Other Native American actors in lesser roles in Dances included Percy White Plume, John Tall, Steve Reavis, Sheldon Wolfchild, Buffalo Child, Clayton Big Eagle, Richard Leader Charge, Doris Leader Charge, Redwing Ted Nez, Ryan White Bull, Maretta Big Crow, Marvin Holy and Otakury Conroy.

And that’s far from a full roster, so there’s no shortage of Native American actors — just a shortage of recognition for them.

Wes Studi is, in my estimation, the most underrated and overlooked of the more than 40 Native American actors available for roles today. He’s been in every motion picture calling for Native American portrayals in the last 20 years.
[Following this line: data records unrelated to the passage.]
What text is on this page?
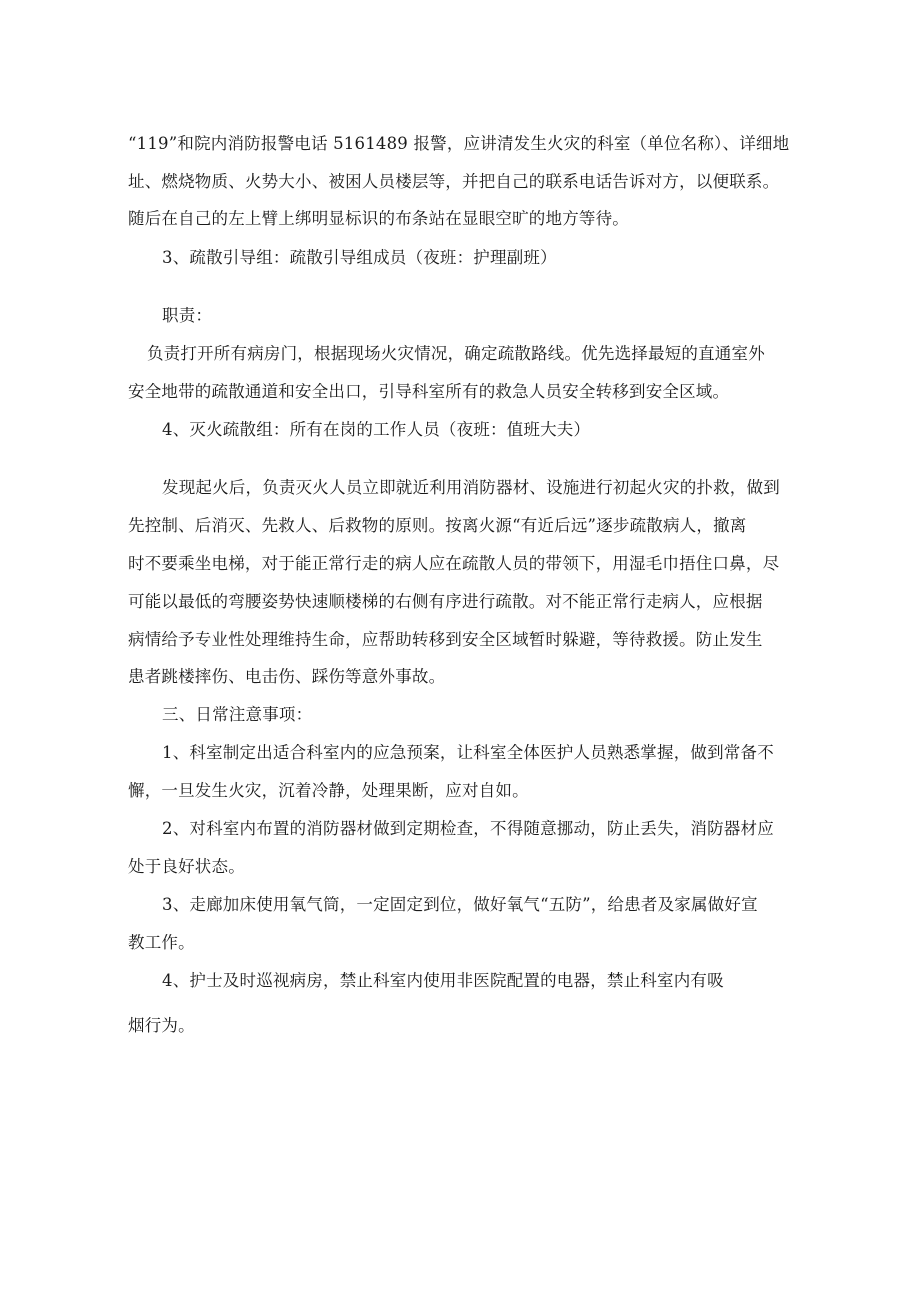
“119”和院内消防报警电话 5161489 报警，应讲清发生火灾的科室（单位名称）、详细地
址、燃烧物质、火势大小、被困人员楼层等，并把自己的联系电话告诉对方，以便联系。
随后在自己的左上臂上绑明显标识的布条站在显眼空旷的地方等待。
3、疏散引导组：疏散引导组成员（夜班：护理副班）
职责：
负责打开所有病房门，根据现场火灾情况，确定疏散路线。优先选择最短的直通室外
安全地带的疏散通道和安全出口，引导科室所有的救急人员安全转移到安全区域。
4、灭火疏散组：所有在岗的工作人员（夜班：值班大夫）
发现起火后，负责灭火人员立即就近利用消防器材、设施进行初起火灾的扑救，做到
先控制、后消灭、先救人、后救物的原则。按离火源“有近后远”逐步疏散病人，撤离
时不要乘坐电梯，对于能正常行走的病人应在疏散人员的带领下，用湿毛巾捂住口鼻，尽
可能以最低的弯腰姿势快速顺楼梯的右侧有序进行疏散。对不能正常行走病人，应根据
病情给予专业性处理维持生命，应帮助转移到安全区域暂时躲避，等待救援。防止发生
患者跳楼摔伤、电击伤、踩伤等意外事故。
三、日常注意事项：
1、科室制定出适合科室内的应急预案，让科室全体医护人员熟悉掌握，做到常备不
懈，一旦发生火灾，沉着冷静，处理果断，应对自如。
2、对科室内布置的消防器材做到定期检查，不得随意挪动，防止丢失，消防器材应
处于良好状态。
3、走廊加床使用氧气筒，一定固定到位，做好氧气“五防”，给患者及家属做好宣
教工作。
4、护士及时巡视病房，禁止科室内使用非医院配置的电器，禁止科室内有吸
烟行为。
If anyone ever deserved an Oscar, it would be Studi for one film in which he was the star. For almost two hours, the tall, slender, hawk-faced Studi actually made me believe he was the short, squat, flat-faced “Geronimo.”

He’s that good.

One thing that’s gone right — Hollywood finally stopped putting Sioux warbonnets on every supposed Native American from the Apache to the Zuni. Used to be the entertainment capital thought the only way the dumb audiences could identify the Indians was if they were decked out in fans of feathers with trailing trains that would’ve done a wedding gown proud. As if we couldn’t figure out who was riding horses with no saddles, whooping and chasing cavalrymen.

Yes, I think African Americans are sometimes overlooked for awards, but at least they can’t be portrayed on film by whites. So how about more recognition of talent, not only for Native Americans, but for Asians and Latinos, who are also frequently played by whites. F’rinstance, Mickey Rooney as a Japanese in “Breakfast at Tiffany’s.” Come to think of it, though — no self-respecting Asian would have accepted that offensive caricature role.

And while I’m on the subject, which probably not many of you care about, who in the world thought Hollywood’s top honor should go to that depressing, gloomy movie about a rose-petal obsessed wanna-be child molester and his unfaithful murderous wife? I was even disgusted by the title, saw no beauty or anything American about “American Beauty.” Kevin Spacey and Annette Benning could have done much better in some other film.

There — now I can get down from Ms. Soapbox and let Mr. Walker take me to lunch.